The veteran is also known to be a strong clubhouse presence and also has some speed, as he stole 30 bases in 36 attempts.
Washington did have a need for a left-handed bat on their bench with the mid-season release of Roger Bernadina and the trade of Steve Lombardozzi. Of course, McLouth being a left-handed hitting outfielder is just icing on the cake, since Lombardozzi was a left-handed bat who was playing out of position in the outfield. With Scott Hairston being the right-handed OF off the bench, being able to add McLouth from the left side is a great move that could really pay dividends.
But was McLouth an overpay? Yes, it definitely was. McLouth’s deal for two guaranteed years with a club option that could push it up to a three-year contract worth a total of $17.25 million. That’s pretty pricey for a fourth outfielder who has a history of injuries and has cracked .270 for just once season in his career.
Plus, it’s a far cry from the past bench signings Washington has made. They would normally sign them for one year at a time a la Chad Tracy, as bench players tend to be slightly inconsistent.
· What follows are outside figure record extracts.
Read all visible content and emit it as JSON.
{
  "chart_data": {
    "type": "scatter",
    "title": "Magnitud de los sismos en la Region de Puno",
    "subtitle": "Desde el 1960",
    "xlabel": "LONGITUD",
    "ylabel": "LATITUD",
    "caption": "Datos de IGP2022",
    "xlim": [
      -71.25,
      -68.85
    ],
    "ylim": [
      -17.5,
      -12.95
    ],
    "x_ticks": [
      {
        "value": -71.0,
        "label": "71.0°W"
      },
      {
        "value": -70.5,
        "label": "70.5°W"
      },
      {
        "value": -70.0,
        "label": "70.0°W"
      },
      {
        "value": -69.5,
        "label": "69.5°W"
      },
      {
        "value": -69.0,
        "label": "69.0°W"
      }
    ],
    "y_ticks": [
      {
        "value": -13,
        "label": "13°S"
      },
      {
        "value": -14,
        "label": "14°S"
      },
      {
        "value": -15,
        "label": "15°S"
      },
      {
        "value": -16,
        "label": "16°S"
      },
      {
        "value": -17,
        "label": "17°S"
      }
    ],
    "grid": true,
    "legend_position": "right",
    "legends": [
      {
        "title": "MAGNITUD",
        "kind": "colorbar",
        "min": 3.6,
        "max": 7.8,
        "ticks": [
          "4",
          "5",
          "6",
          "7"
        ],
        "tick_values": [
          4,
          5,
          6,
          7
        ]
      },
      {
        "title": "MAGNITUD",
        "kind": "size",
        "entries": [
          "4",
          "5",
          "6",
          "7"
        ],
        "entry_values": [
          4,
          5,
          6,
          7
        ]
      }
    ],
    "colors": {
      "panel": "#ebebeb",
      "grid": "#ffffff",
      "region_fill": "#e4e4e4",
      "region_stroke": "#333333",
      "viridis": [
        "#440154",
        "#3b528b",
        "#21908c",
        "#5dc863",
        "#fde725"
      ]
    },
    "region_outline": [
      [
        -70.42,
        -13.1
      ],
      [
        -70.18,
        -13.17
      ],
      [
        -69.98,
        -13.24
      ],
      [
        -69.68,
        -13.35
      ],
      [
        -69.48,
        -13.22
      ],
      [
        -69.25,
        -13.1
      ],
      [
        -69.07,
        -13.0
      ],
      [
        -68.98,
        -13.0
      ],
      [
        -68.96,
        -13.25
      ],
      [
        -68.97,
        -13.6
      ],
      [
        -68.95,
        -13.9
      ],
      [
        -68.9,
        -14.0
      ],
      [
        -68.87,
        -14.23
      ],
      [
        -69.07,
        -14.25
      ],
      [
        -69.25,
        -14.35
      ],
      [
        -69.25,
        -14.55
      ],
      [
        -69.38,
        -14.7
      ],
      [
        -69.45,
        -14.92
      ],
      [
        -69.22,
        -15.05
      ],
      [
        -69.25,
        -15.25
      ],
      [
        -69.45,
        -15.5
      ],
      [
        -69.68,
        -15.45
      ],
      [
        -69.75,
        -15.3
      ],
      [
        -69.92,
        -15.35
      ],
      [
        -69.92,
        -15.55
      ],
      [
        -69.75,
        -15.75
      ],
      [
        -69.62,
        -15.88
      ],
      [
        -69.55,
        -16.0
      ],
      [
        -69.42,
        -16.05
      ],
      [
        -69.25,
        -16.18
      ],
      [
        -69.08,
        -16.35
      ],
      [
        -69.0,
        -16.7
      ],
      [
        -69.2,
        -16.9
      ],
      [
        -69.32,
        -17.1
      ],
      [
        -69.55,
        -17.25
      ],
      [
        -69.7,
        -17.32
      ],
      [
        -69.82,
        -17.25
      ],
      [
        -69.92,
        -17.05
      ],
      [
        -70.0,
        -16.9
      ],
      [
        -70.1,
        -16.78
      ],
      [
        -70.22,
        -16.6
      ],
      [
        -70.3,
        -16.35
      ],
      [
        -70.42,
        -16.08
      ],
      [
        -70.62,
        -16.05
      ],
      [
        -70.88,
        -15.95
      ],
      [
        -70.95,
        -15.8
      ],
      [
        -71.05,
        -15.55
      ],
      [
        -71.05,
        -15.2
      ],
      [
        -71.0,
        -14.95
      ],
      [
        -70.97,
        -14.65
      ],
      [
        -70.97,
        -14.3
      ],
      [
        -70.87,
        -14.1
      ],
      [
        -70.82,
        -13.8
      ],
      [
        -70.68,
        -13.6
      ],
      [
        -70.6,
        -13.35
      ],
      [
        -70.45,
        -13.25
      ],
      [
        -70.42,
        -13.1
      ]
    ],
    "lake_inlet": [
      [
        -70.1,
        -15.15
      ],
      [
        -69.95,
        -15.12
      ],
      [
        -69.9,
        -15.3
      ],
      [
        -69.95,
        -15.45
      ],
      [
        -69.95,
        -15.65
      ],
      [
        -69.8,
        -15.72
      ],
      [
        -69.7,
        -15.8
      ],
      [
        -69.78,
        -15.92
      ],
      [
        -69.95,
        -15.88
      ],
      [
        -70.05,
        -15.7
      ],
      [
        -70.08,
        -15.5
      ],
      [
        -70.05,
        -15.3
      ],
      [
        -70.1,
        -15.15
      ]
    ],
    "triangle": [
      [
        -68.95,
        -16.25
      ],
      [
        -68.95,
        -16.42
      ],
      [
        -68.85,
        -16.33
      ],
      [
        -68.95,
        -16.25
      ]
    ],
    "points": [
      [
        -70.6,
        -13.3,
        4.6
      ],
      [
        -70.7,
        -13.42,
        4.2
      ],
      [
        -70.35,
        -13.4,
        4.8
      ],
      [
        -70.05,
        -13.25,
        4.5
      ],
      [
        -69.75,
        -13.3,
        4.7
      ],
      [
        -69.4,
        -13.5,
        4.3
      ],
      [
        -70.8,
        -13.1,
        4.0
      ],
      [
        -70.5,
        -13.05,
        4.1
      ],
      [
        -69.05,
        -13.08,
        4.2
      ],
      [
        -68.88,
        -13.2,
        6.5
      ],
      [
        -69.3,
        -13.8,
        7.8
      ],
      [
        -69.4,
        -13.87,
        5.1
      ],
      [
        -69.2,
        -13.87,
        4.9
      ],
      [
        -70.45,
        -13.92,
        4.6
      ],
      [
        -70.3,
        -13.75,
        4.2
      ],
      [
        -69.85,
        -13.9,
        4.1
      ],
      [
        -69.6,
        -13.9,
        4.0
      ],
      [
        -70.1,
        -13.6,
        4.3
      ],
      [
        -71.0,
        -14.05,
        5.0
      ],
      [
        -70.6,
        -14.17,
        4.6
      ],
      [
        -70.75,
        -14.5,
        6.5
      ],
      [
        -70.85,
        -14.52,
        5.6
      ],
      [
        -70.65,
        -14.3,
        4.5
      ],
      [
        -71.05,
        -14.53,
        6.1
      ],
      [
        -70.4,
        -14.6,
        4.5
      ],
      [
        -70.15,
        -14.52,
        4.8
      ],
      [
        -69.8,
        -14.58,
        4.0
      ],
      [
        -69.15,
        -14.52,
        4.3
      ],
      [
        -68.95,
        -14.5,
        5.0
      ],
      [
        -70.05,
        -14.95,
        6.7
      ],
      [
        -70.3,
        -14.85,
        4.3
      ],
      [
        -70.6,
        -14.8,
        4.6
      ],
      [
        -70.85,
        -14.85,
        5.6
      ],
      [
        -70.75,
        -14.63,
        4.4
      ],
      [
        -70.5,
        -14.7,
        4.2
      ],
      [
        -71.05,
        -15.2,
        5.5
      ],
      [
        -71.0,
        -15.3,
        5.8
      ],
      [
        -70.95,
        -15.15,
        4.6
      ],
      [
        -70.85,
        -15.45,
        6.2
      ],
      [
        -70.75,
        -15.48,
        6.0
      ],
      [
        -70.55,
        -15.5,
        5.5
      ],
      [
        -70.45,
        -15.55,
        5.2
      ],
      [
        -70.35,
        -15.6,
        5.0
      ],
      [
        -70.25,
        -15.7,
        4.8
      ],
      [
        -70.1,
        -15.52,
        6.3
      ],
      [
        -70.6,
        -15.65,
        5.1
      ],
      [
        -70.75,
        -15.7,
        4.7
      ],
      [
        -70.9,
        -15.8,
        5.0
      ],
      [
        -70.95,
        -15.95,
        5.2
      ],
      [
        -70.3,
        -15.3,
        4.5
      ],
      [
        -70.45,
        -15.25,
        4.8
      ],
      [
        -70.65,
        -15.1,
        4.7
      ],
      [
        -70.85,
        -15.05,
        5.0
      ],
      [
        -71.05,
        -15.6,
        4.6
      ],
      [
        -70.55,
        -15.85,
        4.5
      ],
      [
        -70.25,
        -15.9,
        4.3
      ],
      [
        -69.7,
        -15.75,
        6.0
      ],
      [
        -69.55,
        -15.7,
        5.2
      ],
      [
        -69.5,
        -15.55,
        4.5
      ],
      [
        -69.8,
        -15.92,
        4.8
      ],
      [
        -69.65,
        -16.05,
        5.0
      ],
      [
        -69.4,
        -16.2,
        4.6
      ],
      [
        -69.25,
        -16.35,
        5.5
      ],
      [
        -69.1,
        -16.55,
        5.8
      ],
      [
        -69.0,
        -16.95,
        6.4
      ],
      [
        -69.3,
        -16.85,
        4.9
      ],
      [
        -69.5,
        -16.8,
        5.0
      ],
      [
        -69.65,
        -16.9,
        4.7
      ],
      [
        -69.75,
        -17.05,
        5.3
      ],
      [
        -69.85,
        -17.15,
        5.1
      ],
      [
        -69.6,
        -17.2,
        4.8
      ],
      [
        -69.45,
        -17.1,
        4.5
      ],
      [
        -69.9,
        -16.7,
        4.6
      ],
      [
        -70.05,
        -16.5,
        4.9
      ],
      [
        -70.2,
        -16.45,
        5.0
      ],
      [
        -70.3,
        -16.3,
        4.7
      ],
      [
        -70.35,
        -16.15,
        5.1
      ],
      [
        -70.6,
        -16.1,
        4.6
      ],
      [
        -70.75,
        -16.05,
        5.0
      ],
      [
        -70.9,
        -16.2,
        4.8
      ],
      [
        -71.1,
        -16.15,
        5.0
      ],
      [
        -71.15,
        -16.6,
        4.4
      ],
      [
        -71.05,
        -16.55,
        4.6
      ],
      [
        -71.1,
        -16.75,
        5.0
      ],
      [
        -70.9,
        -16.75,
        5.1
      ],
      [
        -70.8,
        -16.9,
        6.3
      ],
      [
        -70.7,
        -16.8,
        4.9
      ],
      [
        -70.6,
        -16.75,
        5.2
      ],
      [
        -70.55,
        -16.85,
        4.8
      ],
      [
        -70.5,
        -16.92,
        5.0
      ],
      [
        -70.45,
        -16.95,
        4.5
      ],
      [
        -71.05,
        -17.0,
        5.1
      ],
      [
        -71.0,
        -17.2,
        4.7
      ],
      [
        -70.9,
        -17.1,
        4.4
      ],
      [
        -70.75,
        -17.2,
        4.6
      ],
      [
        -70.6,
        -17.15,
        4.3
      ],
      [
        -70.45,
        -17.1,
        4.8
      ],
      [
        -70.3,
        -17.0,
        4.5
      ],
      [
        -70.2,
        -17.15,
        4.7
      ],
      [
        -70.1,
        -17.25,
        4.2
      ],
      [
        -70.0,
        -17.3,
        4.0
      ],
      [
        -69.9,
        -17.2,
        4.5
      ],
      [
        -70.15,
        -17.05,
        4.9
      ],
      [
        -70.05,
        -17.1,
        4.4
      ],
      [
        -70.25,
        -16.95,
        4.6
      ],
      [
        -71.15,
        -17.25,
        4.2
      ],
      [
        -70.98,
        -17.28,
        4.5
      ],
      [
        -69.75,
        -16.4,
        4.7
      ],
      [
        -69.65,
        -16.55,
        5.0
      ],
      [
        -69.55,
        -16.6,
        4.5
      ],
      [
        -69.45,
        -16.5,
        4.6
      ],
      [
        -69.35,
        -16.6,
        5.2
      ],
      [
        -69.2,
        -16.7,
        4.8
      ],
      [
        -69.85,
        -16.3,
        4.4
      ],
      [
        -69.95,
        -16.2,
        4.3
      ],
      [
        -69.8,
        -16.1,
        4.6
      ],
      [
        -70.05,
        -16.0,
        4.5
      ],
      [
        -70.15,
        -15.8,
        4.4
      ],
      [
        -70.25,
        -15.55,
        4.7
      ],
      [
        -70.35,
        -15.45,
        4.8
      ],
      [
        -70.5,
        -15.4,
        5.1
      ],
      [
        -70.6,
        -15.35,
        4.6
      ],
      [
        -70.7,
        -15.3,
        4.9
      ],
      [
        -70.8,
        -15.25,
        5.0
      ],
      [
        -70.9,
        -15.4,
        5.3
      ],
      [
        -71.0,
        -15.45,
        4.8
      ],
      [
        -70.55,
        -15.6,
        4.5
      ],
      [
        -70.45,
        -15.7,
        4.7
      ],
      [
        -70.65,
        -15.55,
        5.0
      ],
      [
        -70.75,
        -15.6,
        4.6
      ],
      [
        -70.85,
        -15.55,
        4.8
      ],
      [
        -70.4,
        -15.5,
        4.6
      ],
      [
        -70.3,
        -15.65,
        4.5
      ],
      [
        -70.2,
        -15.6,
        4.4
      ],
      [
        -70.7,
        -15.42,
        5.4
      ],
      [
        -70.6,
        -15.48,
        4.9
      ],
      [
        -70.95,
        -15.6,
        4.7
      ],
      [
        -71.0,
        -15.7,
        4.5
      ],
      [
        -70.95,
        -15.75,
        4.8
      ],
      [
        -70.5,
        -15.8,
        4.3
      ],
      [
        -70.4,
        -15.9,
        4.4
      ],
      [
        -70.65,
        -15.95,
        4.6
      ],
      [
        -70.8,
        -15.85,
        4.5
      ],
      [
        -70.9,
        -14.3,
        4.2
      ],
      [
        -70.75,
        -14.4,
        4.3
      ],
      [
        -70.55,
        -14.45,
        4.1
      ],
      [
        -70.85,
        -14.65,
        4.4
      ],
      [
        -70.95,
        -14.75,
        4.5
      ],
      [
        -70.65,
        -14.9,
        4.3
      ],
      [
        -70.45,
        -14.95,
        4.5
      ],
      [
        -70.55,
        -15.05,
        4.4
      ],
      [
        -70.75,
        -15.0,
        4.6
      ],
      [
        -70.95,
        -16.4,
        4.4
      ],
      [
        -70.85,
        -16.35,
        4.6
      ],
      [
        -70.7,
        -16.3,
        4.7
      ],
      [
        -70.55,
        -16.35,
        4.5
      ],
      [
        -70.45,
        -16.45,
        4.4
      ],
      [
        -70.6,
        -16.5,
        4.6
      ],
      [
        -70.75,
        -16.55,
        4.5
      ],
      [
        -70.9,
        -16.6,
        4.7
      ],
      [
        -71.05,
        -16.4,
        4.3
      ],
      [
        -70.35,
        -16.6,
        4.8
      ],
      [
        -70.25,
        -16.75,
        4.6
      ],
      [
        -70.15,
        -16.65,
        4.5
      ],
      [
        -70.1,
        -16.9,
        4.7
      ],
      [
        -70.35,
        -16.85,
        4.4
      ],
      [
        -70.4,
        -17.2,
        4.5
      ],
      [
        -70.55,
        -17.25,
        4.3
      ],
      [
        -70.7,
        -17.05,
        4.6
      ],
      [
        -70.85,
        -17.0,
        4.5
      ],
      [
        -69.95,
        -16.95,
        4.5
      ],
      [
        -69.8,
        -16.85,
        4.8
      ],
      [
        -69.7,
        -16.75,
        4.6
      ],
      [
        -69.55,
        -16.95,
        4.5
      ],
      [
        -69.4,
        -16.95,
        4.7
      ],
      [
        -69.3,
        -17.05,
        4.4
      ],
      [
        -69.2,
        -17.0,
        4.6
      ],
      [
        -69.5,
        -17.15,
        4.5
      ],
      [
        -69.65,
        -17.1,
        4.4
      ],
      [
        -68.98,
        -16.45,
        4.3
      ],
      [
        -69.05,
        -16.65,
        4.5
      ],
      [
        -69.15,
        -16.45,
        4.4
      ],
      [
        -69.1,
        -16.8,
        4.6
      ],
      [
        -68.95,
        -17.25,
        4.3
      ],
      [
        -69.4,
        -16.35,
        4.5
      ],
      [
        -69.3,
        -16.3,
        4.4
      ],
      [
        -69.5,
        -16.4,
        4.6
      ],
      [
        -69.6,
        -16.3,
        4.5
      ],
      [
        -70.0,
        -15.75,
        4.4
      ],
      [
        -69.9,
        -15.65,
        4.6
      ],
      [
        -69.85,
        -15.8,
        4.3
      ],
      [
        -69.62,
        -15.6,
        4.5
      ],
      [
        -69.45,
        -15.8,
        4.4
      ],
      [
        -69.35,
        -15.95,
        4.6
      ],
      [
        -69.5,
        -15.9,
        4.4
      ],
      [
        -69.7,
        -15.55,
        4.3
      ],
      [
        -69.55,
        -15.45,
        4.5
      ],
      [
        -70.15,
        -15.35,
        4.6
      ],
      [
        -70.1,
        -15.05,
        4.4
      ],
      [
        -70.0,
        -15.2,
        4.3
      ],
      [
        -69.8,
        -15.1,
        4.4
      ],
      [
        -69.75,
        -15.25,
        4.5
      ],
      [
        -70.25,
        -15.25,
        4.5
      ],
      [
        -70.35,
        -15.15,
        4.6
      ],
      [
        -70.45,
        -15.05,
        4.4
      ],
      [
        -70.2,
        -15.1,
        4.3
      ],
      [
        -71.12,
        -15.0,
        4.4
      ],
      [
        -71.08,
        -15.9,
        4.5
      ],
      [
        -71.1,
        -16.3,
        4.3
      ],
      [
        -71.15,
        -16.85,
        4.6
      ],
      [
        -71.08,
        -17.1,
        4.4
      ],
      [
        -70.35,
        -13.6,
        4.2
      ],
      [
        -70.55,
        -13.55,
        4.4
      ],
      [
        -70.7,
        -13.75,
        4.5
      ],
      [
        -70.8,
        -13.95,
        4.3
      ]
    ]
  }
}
Take Hairston as a prime example of this. Before he got his own two-year deal from the Chicago Cubs, Hairston was a bench bat for the New York Mets, where he set a career high in home runs with 20 and absolutely mashed left-handers in Citi Field, where home runs go to die.
Hairston left the Mets and signed with Chicago, where he hit .172 with eight home runs before being dealt to Washington, where he hit .224. So, when many say Washington may have overspent slightly for McLouth’s services, it isn’t that far off.
All in all, McLouth is a high-character guy with speed and some pop, and has shown he is finally healthy. With new manager Matt Williams wanting to play aggressively and push the envelope, this is a solid signing by GM Mike Rizzo, overpay or not.